Posted Tuesday, October 13th, 2009

For most graduate students in the humanities, scholarly work involves solitary research in libraries or archives and publishing articles in specialized journals for expert audiences. But a dozen students in the Rackham Public Humanities Institute wrestled with other questions. What is the nature of public scholarship in cultural fields? How can cultural research and arts practice generate collaborative partnerships between academic and non-academic communities? How can public scholars navigate the arc of an academic career?

The week-long Public Humanities Institute was sponsored by the Rackham Graduate School in August. Addressed to students pursuing careers in academia, the goal of the PHI was to hone students' capacity to imagine and enact collaborative culture work across multiple sites inside and outside the university, and to foster the capacity to represent their own aspirations and abilities as publicly-engaged scholars.

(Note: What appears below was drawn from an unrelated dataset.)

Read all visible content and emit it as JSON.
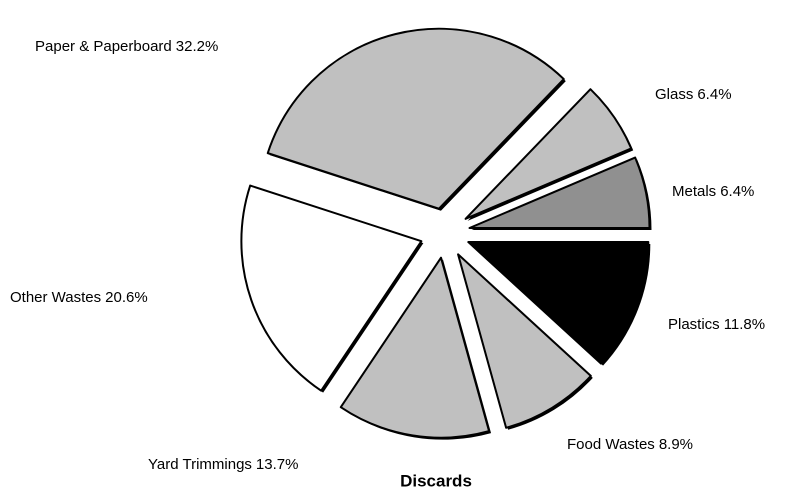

Co-directed by Julie Ellison, Professor of American Culture, English, and Art and Design, and Kristin Hass, Assistant Professor of American Culture, the institute engaged students in an intense week of site visits, presentations, workshops, and discussions. This pilot cohort was comprised of students eager to integrate their careers as academic professionals with the opportunities of public scholarship. During the week they also discovered shared interests across their various academic disciplines.

The readings and discussions were provocative and useful, but the students found the site visits had the most impact on their thinking. They heard from cultural leaders at the Arab American National Museum in Dearborn, the Earthworks Urban Farm, a project of the Capuchin Soup Kitchen in Detroit, and the University's own Detroit Center, Ginsberg Center for Community Service, and Arts of Citizenship Program. U-M faculty who are involved in collaborative projects at these sites include Evelyn Alsultany of the Program in American Culture at the Arab American National Museum and Nick Tobier of the School of Art and Design at Earthworks. The visits featured speakers who themselves move between the academy and the community and work with members of the public to produce knowledge for the public good. The students found inspiration from these engaged practitioners, including Karl Pohrt, founder of Shaman Drum Books and the Great Lakes Literary Center, and poet Terry Blackhawk, Executive Director of the InsideOut Literary Arts Project in Detroit.

"Being pressed to think and to imagine how I as a student of English lit studying a rather esoteric area could find ways to collaborate with groups outside of the university was both rigorous and rewarding," noted student Adam Mazel. "I've come away with an understanding of a wide range of possibilities that my public scholarship might take."

According to Professor Ellison, the PHI was a "leadership seed bed for the next generation of publicly engaged scholars." The Institute provided a space for the students to reflect on their growing expertise as scholars whose cultural work moves across multiple sites both inside and outside academia. Professor Hass noted that over the course of the week the students realized "they were participating in a national conversation about the public humanities and civic engagement."

The group dedicated the last afternoon of the Institute to probing evaluation of the pilot version and, most importantly, brainstorming about the future. Professors Ellison and Hass plan a series of follow-up workshops during the Fall 09 and Winter 10 terms. The application process for the 2010 Institute will be announced in early winter.